For each address, for a given entity (company) I would like to calculate the current bitcoin balance of an address.
To do this we must sum up the bitcoinValue property of all :Output nodes that belong to each :Address node via the [:LOCKED_BY] that do not have an [:UNLOCKED_BY].
My current workflow to do this is like so:
// set the query parameter first.
:params "entity" : "Binance"
Then run the query:
// match addresses labelled with the entity of interest
match (a :Address)-->(e :Entity)
where e.name = $entity
// distinct must be included or the query will run for a very long time
with distinct a
// match outputs locked by address
match (a)<-[:LOCKED_BY]-(o: Output)
// exclude those outputs that have been subsequently spent
where not (o)-[:UNLOCKED_BY]->()
return
a.address as address,
round(sum(o.bitcoinValue)*100000000)/100000000 as balance
This works fine, but for a large number of addresses it can take some time. Is there a way to parallelise this using apoc.cypher.parallel() or some other apoc query? There wasn't documentation for these functions that I could find.

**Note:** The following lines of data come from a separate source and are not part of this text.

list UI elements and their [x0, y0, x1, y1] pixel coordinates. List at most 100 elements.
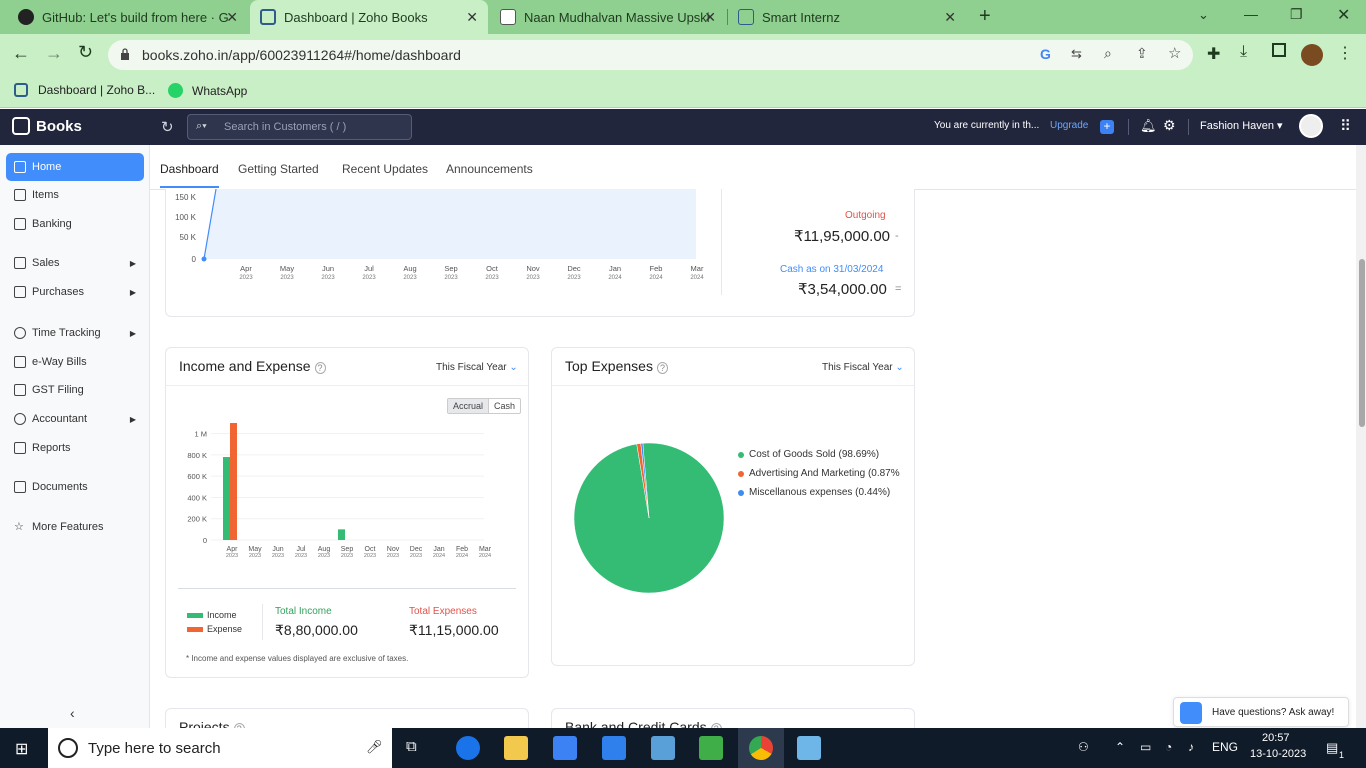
edge-icon[interactable] [456, 736, 480, 760]
wifi-icon[interactable]: ◔ [1165, 740, 1172, 754]
tab-getting-started[interactable]: Getting Started [238, 162, 319, 176]
app-icon[interactable] [651, 736, 675, 760]
battery-icon[interactable]: ▭ [1140, 740, 1151, 754]
top-expenses-period-dropdown[interactable]: This Fiscal Year ⌄ [822, 362, 904, 373]
menu-kebab-icon[interactable]: ⋮ [1337, 43, 1353, 63]
share-icon[interactable]: ⇪ [1136, 45, 1148, 62]
cash-flow-card: 150 K 100 K 50 K 0 Apr 2023 May 2023 Jun 2023 Jul… [165, 189, 915, 317]
sidebar-item-items[interactable]: Items [6, 181, 144, 209]
close-icon[interactable]: ✕ [704, 9, 716, 26]
close-icon[interactable]: ✕ [944, 9, 956, 26]
microphone-icon[interactable]: 🎤︎ [366, 739, 383, 755]
sidebar-item-purchases[interactable]: Purchases ▶ [6, 278, 144, 306]
chrome-icon[interactable] [749, 736, 773, 760]
bookmark-zoho-dashboard[interactable]: Dashboard | Zoho B... [14, 83, 155, 97]
search-icon[interactable]: ⌕▾ [196, 120, 207, 133]
new-tab-button[interactable]: + [979, 5, 991, 28]
expand-arrow-icon[interactable]: ▶ [130, 329, 136, 338]
notepad-icon[interactable] [797, 736, 821, 760]
close-icon[interactable]: ✕ [466, 9, 478, 26]
address-bar[interactable]: books.zoho.in/app/60023911264#/home/dash… [108, 40, 1193, 70]
notification-bell-icon[interactable]: 🔔︎ [1140, 118, 1157, 134]
divider [166, 385, 528, 386]
income-expense-period-dropdown[interactable]: This Fiscal Year ⌄ [436, 362, 518, 373]
sidebar-item-sales[interactable]: Sales ▶ [6, 249, 144, 277]
expand-arrow-icon[interactable]: ▶ [130, 415, 136, 424]
tab-recent-updates[interactable]: Recent Updates [342, 162, 428, 176]
bookmark-whatsapp[interactable]: WhatsApp [168, 83, 247, 98]
file-explorer-icon[interactable] [504, 736, 528, 760]
close-icon[interactable]: ✕ [226, 9, 238, 26]
google-icon[interactable]: G [1040, 46, 1051, 62]
back-icon[interactable]: ← [12, 43, 30, 64]
reload-icon[interactable]: ↻ [78, 42, 93, 63]
legend-item[interactable]: Advertising And Marketing (0.87% [738, 468, 902, 479]
upgrade-link[interactable]: Upgrade [1050, 120, 1088, 131]
user-avatar[interactable] [1299, 114, 1323, 138]
mail-icon[interactable] [602, 736, 626, 760]
tab-search-icon[interactable]: ⌄ [1198, 7, 1209, 23]
expand-arrow-icon[interactable]: ▶ [130, 259, 136, 268]
restore-icon[interactable]: ❐ [1290, 6, 1303, 23]
bar-expense[interactable] [230, 423, 237, 540]
sidebar-item-banking[interactable]: Banking [6, 210, 144, 238]
people-icon[interactable]: ⚇ [1078, 740, 1089, 754]
legend-item[interactable]: Miscellanous expenses (0.44%) [738, 487, 902, 498]
sheets-icon[interactable] [699, 736, 723, 760]
sidebar-item-accountant[interactable]: Accountant ▶ [6, 405, 144, 433]
download-icon[interactable]: ⤓ [1240, 43, 1247, 61]
help-icon[interactable]: ? [314, 362, 326, 374]
tab-dashboard[interactable]: Dashboard [160, 162, 219, 188]
clock-time[interactable]: 20:57 [1262, 732, 1290, 744]
task-view-icon[interactable]: ⧉ [406, 738, 417, 755]
taskbar-search-input[interactable]: Type here to search 🎤︎ [48, 728, 392, 768]
side-panel-icon[interactable] [1272, 43, 1286, 57]
sidebar-item-home[interactable]: Home [6, 153, 144, 181]
app-brand[interactable]: Books [12, 117, 82, 135]
bar-income[interactable] [223, 457, 230, 540]
help-icon[interactable]: ? [656, 362, 668, 374]
tab-smart-internz[interactable]: Smart Internz ✕ [728, 0, 966, 34]
minimize-icon[interactable]: — [1244, 6, 1258, 22]
recent-activity-icon[interactable]: ↻ [161, 118, 174, 136]
window-close-icon[interactable]: ✕ [1337, 5, 1350, 25]
windows-start-icon[interactable]: ⊞ [15, 739, 28, 759]
divider [552, 385, 914, 386]
settings-gear-icon[interactable]: ⚙ [1163, 117, 1176, 134]
store-icon[interactable] [553, 736, 577, 760]
tab-zoho-books[interactable]: Dashboard | Zoho Books ✕ [250, 0, 488, 34]
search-input[interactable]: ⌕▾ Search in Customers ( / ) [187, 114, 412, 140]
profile-avatar[interactable] [1301, 44, 1323, 66]
collapse-sidebar-icon[interactable]: ‹ [70, 705, 75, 721]
notification-center-icon[interactable]: ▤ [1326, 740, 1338, 756]
zoom-icon[interactable]: ⌕ [1104, 45, 1112, 62]
bar-income[interactable] [338, 529, 345, 540]
volume-icon[interactable]: ♪ [1188, 740, 1194, 754]
translate-icon[interactable]: ⇆ [1071, 46, 1082, 62]
app-grid-icon[interactable]: ⠿ [1340, 117, 1351, 135]
tab-github[interactable]: GitHub: Let's build from here · G ✕ [8, 0, 248, 34]
sidebar-item-reports[interactable]: Reports [6, 434, 144, 462]
scrollbar-thumb[interactable] [1359, 259, 1365, 427]
show-hidden-icons[interactable]: ⌃ [1115, 740, 1125, 754]
cash-toggle[interactable]: Cash [489, 399, 520, 413]
sidebar-item-gst-filing[interactable]: GST Filing [6, 376, 144, 404]
sidebar-item-time-tracking[interactable]: Time Tracking ▶ [6, 319, 144, 347]
language-indicator[interactable]: ENG [1212, 740, 1238, 754]
quick-create-button[interactable]: + [1100, 120, 1114, 134]
legend-item[interactable]: Cost of Goods Sold (98.69%) [738, 449, 902, 460]
forward-icon[interactable]: → [45, 43, 63, 64]
extensions-icon[interactable]: ✚ [1207, 44, 1220, 64]
help-chat-widget[interactable]: Have questions? Ask away! [1173, 697, 1349, 727]
sidebar-item-documents[interactable]: Documents [6, 473, 144, 501]
sidebar-item-eway-bills[interactable]: e-Way Bills [6, 348, 144, 376]
page-scrollbar[interactable] [1356, 145, 1366, 728]
clock-date[interactable]: 13-10-2023 [1250, 748, 1306, 760]
expand-arrow-icon[interactable]: ▶ [130, 288, 136, 297]
sidebar-item-more-features[interactable]: ☆ More Features [6, 513, 144, 541]
bookmark-star-icon[interactable]: ☆ [1168, 44, 1181, 62]
accrual-toggle[interactable]: Accrual [448, 399, 490, 413]
organization-switcher[interactable]: Fashion Haven ▾ [1200, 119, 1283, 132]
tab-naan-mudhalvan[interactable]: Naan Mudhalvan Massive Upski ✕ [490, 0, 726, 34]
tab-announcements[interactable]: Announcements [446, 162, 533, 176]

I found the answer was to use apoc.cypher.mapParallel2(). The documentation was a little hard to understand because there were no examples, but this reduced the run-time of the above query from about 12 seconds for 300k addresses to around 2 seconds. We have longer queries where this technique is proving useful, but this is what I did:
# match addresses labelled with the entity of interest
match (a :Address)-->(e :Entity)
where e.name = $entity
# mapParallel will iterate over a list, so we `collect`
with collect(distinct a) as addresses
# The first argument is the cypher code we want to run as a string
# The second argument is a map of parameters, e.g. {parallel: true}
# The third argument is the list to iterate over
# (in this example `addresses` from above)
# The fourth argument is an integer to split the list into partitions,
# (though I'm not sure how this relates to the batchSize or concurrency
# parameters from the third argument)
CALL apoc.cypher.mapParallel2("
optional match (_)<-[:LOCKED_BY]-(o: Output)
where not (o)-[:UNLOCKED_BY]->()
return _.address as address,
round(sum(o.bitcoinValue)*100000000)/100000000 as balance"
, {parallel:True, batchSize:1000, concurrency:20}, addresses, 20) yield value
# Extract the columns we want to return from the list (returned by `yield value`)
return
value.address as address,
value.balance as balance
Hope this is helpful to someone and open to suggestions if this is not the correct way to use parallelism.